"Biotechnology is a field of boundless possibilities," according to a new Pfizer-sponsored report from The McKell Institute.
In the report, Bio-Savvy: How Australia can build a stronger biotechnology industry, the think-tank has made a series of recommendations about growing Australia's local biotechnology sector.
Amongst the recommendations, the report suggests government funding for the TGA. The regulator is currently fully funded via cost-recovery.
"Australia should follow the US Government’s lead and contribute the equivalent of two thirds of the TGA’s current budget of $142 million, resulting in a cash injection of $95 million to kick-start the process of TGA reform," it says.
The report recommends enhanced intellectual property protection, including an extension in data exclusivity, and the introduction of a UK-style 'patent box' to incentivise the retention of locally developed IP in Australia.
It also recommends enhancing the R&D Tax Incentive, which has recently been wound back by the Turnbull government, and even government funding for AusBiotech.
"If Australia is to gain a voice among the global cacophony, AusBiotech must be funded more strategically," says the report. "AusBiotech fundamentally needs priming through funding from the Federal Government. A substantial injection of funding is not only needed to make up for twenty years of neglect under Governments of all persuasions, it is absolutely necessary to support AusBiotech’s ability to overcome the marketing and lobbying presence of the larger and better resourced industry bodies, such as BIO and the UK’s Biotechnology Industry Association.

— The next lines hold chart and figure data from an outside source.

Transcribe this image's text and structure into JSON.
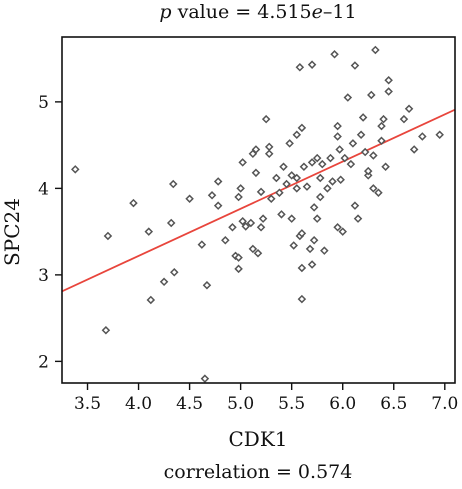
{
  "chart_data": {
    "type": "scatter",
    "title_var": "p",
    "title_rest": " value = 4.515",
    "title_e": "e",
    "title_exp": "–11",
    "caption": "correlation = 0.574",
    "xlabel": "CDK1",
    "ylabel": "SPC24",
    "xlim": [
      3.25,
      7.1
    ],
    "ylim": [
      1.75,
      5.75
    ],
    "xticks": [
      "3.5",
      "4.0",
      "4.5",
      "5.0",
      "5.5",
      "6.0",
      "6.5",
      "7.0"
    ],
    "yticks": [
      "2",
      "3",
      "4",
      "5"
    ],
    "grid": false,
    "point_color": "#555555",
    "line_color": "#e8453c",
    "regression": {
      "x": [
        3.25,
        7.1
      ],
      "y": [
        2.81,
        4.91
      ]
    },
    "points": [
      [
        3.38,
        4.22
      ],
      [
        3.68,
        2.36
      ],
      [
        3.7,
        3.45
      ],
      [
        3.95,
        3.83
      ],
      [
        4.1,
        3.5
      ],
      [
        4.12,
        2.71
      ],
      [
        4.25,
        2.92
      ],
      [
        4.32,
        3.6
      ],
      [
        4.34,
        4.05
      ],
      [
        4.35,
        3.03
      ],
      [
        4.5,
        3.88
      ],
      [
        4.62,
        3.35
      ],
      [
        4.65,
        1.8
      ],
      [
        4.67,
        2.88
      ],
      [
        4.72,
        3.92
      ],
      [
        4.78,
        3.8
      ],
      [
        4.78,
        4.08
      ],
      [
        4.85,
        3.4
      ],
      [
        4.92,
        3.55
      ],
      [
        4.95,
        3.22
      ],
      [
        4.98,
        3.07
      ],
      [
        4.98,
        3.2
      ],
      [
        4.98,
        3.9
      ],
      [
        5.0,
        4.0
      ],
      [
        5.02,
        3.62
      ],
      [
        5.02,
        4.3
      ],
      [
        5.05,
        3.56
      ],
      [
        5.1,
        3.6
      ],
      [
        5.12,
        4.4
      ],
      [
        5.12,
        3.3
      ],
      [
        5.15,
        4.45
      ],
      [
        5.15,
        4.18
      ],
      [
        5.17,
        3.25
      ],
      [
        5.2,
        3.96
      ],
      [
        5.2,
        3.55
      ],
      [
        5.22,
        3.65
      ],
      [
        5.25,
        4.8
      ],
      [
        5.28,
        4.4
      ],
      [
        5.28,
        4.48
      ],
      [
        5.3,
        3.88
      ],
      [
        5.35,
        4.12
      ],
      [
        5.38,
        3.95
      ],
      [
        5.4,
        3.7
      ],
      [
        5.42,
        4.25
      ],
      [
        5.45,
        4.05
      ],
      [
        5.48,
        4.52
      ],
      [
        5.5,
        4.15
      ],
      [
        5.5,
        3.65
      ],
      [
        5.52,
        3.34
      ],
      [
        5.55,
        4.62
      ],
      [
        5.55,
        4.12
      ],
      [
        5.55,
        4.0
      ],
      [
        5.58,
        5.4
      ],
      [
        5.58,
        3.45
      ],
      [
        5.6,
        4.7
      ],
      [
        5.6,
        3.48
      ],
      [
        5.6,
        3.08
      ],
      [
        5.6,
        2.72
      ],
      [
        5.62,
        4.25
      ],
      [
        5.65,
        4.02
      ],
      [
        5.68,
        3.3
      ],
      [
        5.7,
        5.43
      ],
      [
        5.7,
        4.3
      ],
      [
        5.7,
        3.12
      ],
      [
        5.72,
        3.78
      ],
      [
        5.72,
        3.4
      ],
      [
        5.75,
        4.35
      ],
      [
        5.75,
        3.65
      ],
      [
        5.78,
        4.12
      ],
      [
        5.78,
        3.9
      ],
      [
        5.8,
        4.28
      ],
      [
        5.82,
        3.28
      ],
      [
        5.85,
        4.0
      ],
      [
        5.88,
        4.35
      ],
      [
        5.9,
        4.08
      ],
      [
        5.92,
        5.55
      ],
      [
        5.95,
        4.72
      ],
      [
        5.95,
        4.6
      ],
      [
        5.95,
        3.55
      ],
      [
        5.97,
        4.45
      ],
      [
        5.98,
        4.1
      ],
      [
        6.0,
        3.5
      ],
      [
        6.02,
        4.35
      ],
      [
        6.05,
        5.05
      ],
      [
        6.08,
        4.28
      ],
      [
        6.1,
        4.52
      ],
      [
        6.12,
        5.42
      ],
      [
        6.12,
        3.8
      ],
      [
        6.15,
        3.65
      ],
      [
        6.18,
        4.62
      ],
      [
        6.2,
        4.82
      ],
      [
        6.22,
        4.42
      ],
      [
        6.25,
        4.15
      ],
      [
        6.25,
        4.2
      ],
      [
        6.28,
        5.08
      ],
      [
        6.3,
        4.38
      ],
      [
        6.3,
        4.0
      ],
      [
        6.32,
        5.6
      ],
      [
        6.35,
        3.95
      ],
      [
        6.38,
        4.72
      ],
      [
        6.38,
        4.55
      ],
      [
        6.4,
        4.8
      ],
      [
        6.42,
        4.25
      ],
      [
        6.45,
        5.25
      ],
      [
        6.45,
        5.12
      ],
      [
        6.6,
        4.8
      ],
      [
        6.65,
        4.92
      ],
      [
        6.7,
        4.45
      ],
      [
        6.78,
        4.6
      ],
      [
        6.95,
        4.62
      ]
    ]
  }
}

"Providing more funding to AusBiotech will allow the organisation to be the aggregate voice for the industry at an international level, assisting in attracting two instrumental groups to Australia: patient capital, in the form of sovereign wealth funds or international superannuation/pension funds; and large pharmaceutical and biotechnology companies, which will provide an important source of experience and options for young biotechs to partner with or be acquired by the global giants."
Pfizer Australia head, Melissa McGregor, welcomed the report.
"Pfizer is celebrating 60 years of operation in Australia and from six staff in 1956, we have grown to an organisation of more than 1700 contributing more than $2.1 billion to the Australian economy annually.
"We are a proud contributor to the Australian biotechnology sector and sponsored this report to stimulate conversation about how the sector can remain internationally competitive and play an important role in Australia’s diversifying economy."